The monument is situated close to the junction of Zandvoordsestraat and Schachteweiderstraat a kilometre to the east of Zillebeke.
From Ieper take the Menin Road (Meenseweg N8) or Zuiderring (N37) as far as the major roundabout where these two roads meet. Follow the signs leading to the right to Zillebeke. In the centre of the town turn left and then left again onto Zandvoordseestraat.
Alternatively if coming from Heuvelland, at the Railway Crossing just to the south of Ieper on the N336/N331 follow the CWGC signs for Railway Dugouts Burial Ground (On Komenseweg parallel to the railway).
Having followed the railway you cross over it and then turn left towards Zillebeke. Follow the road round to the right in the centre of the town and then turn left onto Zandvoordsestraat.
Once in Zillebeke look out for the Green CWGC for Maple Copse Cemetery which is in the same direction. The plaque is on your right at the top of the hill. The cemetery immediately left afterwards.
On 2nd June 1916 the Germans executed a powerful attack against key terrain features in the eastern part of the Ieper Salient held by units of the 3rd Canadian Division: Sanctuary Wood, Observatory Ridge, Armagh Wood and Mount Sorrel.
A bombardment of unprecedented violence ravaged the Canadian trenches and destroyed entire companies.
In order to halt the German advance elements of the 1st Canadian Division were ordered to launch a series of counter-attacks between Mount Sorrel and Sanctuary Wood.

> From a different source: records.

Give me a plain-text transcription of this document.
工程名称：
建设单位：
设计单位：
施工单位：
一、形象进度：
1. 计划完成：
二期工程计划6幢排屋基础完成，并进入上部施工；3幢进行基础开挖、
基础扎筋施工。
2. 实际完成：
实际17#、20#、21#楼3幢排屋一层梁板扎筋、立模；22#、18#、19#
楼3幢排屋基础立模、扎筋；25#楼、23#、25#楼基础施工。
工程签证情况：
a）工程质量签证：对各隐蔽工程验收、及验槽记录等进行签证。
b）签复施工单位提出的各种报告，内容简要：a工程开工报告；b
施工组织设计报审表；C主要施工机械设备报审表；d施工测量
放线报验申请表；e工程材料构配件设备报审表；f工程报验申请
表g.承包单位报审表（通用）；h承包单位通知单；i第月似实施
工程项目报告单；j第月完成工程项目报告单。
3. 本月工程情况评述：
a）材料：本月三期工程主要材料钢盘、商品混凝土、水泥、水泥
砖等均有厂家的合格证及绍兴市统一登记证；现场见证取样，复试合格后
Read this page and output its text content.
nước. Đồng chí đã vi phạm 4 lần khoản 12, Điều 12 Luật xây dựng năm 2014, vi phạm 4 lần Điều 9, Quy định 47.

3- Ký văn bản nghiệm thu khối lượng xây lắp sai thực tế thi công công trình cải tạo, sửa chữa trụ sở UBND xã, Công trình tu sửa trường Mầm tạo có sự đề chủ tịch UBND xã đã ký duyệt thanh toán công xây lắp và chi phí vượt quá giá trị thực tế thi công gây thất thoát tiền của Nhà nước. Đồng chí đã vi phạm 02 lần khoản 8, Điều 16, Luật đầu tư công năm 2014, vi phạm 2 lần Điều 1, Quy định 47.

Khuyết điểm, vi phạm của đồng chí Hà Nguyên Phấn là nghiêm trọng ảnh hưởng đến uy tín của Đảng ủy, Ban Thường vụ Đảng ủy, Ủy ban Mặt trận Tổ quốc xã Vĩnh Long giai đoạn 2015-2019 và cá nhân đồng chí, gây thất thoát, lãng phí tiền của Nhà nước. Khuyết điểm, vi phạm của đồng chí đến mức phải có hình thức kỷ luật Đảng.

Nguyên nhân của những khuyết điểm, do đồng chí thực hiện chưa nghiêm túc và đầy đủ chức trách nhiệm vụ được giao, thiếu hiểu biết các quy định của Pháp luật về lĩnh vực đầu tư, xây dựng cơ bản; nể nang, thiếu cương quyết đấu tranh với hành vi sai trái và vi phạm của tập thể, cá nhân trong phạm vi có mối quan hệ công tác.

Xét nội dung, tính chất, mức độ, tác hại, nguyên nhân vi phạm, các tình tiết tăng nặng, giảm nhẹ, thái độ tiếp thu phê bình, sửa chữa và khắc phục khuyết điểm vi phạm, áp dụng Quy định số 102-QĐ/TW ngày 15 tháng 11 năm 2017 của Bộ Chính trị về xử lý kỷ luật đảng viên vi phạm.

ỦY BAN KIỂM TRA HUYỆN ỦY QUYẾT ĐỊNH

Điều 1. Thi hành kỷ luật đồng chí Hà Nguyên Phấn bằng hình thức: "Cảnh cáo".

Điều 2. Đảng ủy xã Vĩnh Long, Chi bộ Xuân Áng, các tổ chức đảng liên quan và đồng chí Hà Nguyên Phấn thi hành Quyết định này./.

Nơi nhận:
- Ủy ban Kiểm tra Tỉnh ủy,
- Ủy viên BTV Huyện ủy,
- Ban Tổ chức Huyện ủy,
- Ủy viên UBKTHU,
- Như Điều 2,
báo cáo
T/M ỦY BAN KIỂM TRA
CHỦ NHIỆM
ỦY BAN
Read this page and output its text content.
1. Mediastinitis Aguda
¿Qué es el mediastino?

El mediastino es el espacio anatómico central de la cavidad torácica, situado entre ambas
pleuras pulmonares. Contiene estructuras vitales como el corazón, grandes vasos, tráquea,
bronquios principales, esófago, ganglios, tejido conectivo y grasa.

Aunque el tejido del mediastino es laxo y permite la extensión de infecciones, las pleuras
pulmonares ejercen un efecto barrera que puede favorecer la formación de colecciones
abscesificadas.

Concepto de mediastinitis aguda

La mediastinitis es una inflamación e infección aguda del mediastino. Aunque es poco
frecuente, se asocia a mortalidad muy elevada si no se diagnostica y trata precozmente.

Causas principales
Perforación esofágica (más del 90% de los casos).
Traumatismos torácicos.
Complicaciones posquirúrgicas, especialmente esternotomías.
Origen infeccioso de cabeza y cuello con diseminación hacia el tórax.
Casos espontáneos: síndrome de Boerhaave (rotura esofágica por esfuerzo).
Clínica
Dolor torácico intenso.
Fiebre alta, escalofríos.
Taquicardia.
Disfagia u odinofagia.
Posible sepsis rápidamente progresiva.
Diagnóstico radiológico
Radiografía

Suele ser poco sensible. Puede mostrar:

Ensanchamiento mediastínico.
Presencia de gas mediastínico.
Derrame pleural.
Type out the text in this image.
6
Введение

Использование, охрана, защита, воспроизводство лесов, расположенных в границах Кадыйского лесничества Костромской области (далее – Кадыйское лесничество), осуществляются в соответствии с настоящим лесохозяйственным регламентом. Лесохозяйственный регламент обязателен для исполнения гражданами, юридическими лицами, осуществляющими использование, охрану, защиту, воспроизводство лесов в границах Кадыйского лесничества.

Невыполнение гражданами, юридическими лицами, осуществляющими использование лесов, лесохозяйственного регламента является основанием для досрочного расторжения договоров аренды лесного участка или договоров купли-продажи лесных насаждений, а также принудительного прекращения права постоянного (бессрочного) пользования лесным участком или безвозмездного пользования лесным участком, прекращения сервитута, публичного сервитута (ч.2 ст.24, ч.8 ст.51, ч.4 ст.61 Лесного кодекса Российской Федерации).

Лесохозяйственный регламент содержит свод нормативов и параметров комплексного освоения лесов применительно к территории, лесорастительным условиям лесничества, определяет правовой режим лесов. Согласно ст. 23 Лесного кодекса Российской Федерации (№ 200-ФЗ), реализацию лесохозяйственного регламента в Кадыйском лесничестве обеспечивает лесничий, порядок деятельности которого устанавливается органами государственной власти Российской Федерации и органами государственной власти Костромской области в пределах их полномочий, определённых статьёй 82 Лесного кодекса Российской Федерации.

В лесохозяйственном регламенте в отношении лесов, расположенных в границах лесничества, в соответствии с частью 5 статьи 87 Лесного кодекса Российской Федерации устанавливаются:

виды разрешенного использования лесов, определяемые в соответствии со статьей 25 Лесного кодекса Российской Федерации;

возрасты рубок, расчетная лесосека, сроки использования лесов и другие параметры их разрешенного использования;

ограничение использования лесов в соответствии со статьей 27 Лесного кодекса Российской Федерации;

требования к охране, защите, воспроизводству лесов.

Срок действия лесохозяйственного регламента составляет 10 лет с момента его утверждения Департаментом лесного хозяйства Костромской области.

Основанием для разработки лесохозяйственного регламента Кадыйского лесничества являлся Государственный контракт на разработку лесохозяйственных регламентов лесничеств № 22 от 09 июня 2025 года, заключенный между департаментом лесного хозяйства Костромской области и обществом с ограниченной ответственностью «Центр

That night the 15th Bn Canadian Infantry hurried forward to Zillebeke from its reserve position near Ouderdom (a large base near Reningelst 16 kilometres away). The confusion on the roads in the area of the German offensive meant that the Highlanders were unable to launch their counter-attack until after dawn on the 3rd June. By then they were already taking casualties on the reverse slope of Observatory Ridge.
Deciding that there was no alternative but to press ahead, the Battalion with the 14th Bn CEF on its left advanced up the ridge and crossed Observatory Ridge Road (Zandvoordsestraat) attacking towards Maple Copse.
The Germans immediately retaliated with overwhelming fire and forced the Canadians back behind the crest of the ridge. Over 250 Highlanders were either killed or wounded in this abortive attack.
Although these makeshift replies to the German offensive did not in themselves regain ground, they did serve to wrong-foot the enemy’s advance. On the 13th June 1916 the 1st Canadian Division went back into action and recaptured most of the lost terrain.
This commemorative plaque was unveiled on the 22nd October 2011 in the presence of Canadian and Belgian dignitaries by members of the 15th Battalion Memorial Project.
The 15th Bn CEF were sponsored by the 48th Highlanders of Canada a militia unit from Toronto.
The regiment has demonstrated its continuing interest in commemorating its First World War combatants by the raising of plaques across the Western Front.